The Zombies: Not washed-up sellouts

Rod Argent and Colin Blunstone
Aladdin Theatre
3017 S.E. Milwaukie
Aug. 14, 7 p.m.
$20 advance
All ages

The two names listed above may or may not be familiar, depending on one’s level of attention to or obsession with details, but the music will be. Rod Argent and Colin Blunstone were two members of the long-underrated ’60s pop group The Zombies, known principally for the top-10 hits “Time of the Season” and “She’s Not There.” In recent years, with the release of the Zombie Heaven box set and the late-’90s pop resurgence (spearheaded by known Zombie fans Elliott Smith and Badly Drawn Boy), the group has finally been awarded some of the recognition it is due. It is testament to their character that Argent and Blunstone are not touring under the Zombies moniker, cashing in on the name’s weight like many others have done and would do in their position.

Yes, Fleetwood Mac, I’m talking to you.

Just as the group refused to reform after the posthumous success of “Time of the Season” made it financially advisable, a respect for the legacy of The Zombies and the interests of the various members has kept any ex-members from selling the name for casino dates.

For the record, Blunstone was the singer of the group and Argent the keyboard player. Along with bassist Chris White, one of the principal songwriters, they penned the two songs already mentioned along with many of the best-loved gems from the Zombies’ sole studio recording, Odyssey and Oracle.

While many have written the Zombies off as mere Beatle-imitators, the reissue of Odyssey in 1998 showed that, while comparable Beatles albums like Sgt. Pepper’s Lonely Hearts Club Band are showing their wrinkles, even obviously mop-topped Zombies tracks like “Hung Up On A Dream” manage to sparkle with life some 30 years after their initial release.

Alongside the other two great albums of the ’60s – The Beach Boys’ Pet Sounds and Marvin Gaye’s What’s Going On (assuming that the “’60s” as a cultural era ended with Nixon’s presidency) – Odyssey stands as a different kind of classic: a free-spirited romp through the prevalent styles and recent innovations of its time. By the time the Beatles had become musically mature enough to record an album as consistent as Odyssey, they had lost the timeless charm of the appropriator and attempted to become innovators – a necessary role that, unfortunately, stamps an early expiration date on all who flirt with its power.

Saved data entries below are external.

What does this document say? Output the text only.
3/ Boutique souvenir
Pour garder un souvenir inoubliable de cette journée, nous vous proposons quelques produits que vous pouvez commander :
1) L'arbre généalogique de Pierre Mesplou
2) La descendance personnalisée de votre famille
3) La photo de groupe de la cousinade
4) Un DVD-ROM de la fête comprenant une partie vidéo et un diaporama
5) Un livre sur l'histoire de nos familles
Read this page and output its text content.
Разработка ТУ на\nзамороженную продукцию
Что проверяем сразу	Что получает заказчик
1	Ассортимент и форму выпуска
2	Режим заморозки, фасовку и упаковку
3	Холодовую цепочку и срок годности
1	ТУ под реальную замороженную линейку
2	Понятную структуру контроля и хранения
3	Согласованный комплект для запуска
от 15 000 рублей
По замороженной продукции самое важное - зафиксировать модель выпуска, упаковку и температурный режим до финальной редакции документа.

While reunion tours are generally not recommended by this critic – as the feeling that something is “happening” accounts for the pleasure of live performance – one of pop’s greatest singer-songwriter teams will be playing this Thursday evening at a small venue for the price of, like, two trips to the movies. When washed-up sell-outs like Paul McCartney are charging over $100 per ticket to be seen flubbing their hits in venues that have no place hosting music events, such an opportunity as Argent and Blunstone’s modest appearance in Portland cannot be missed.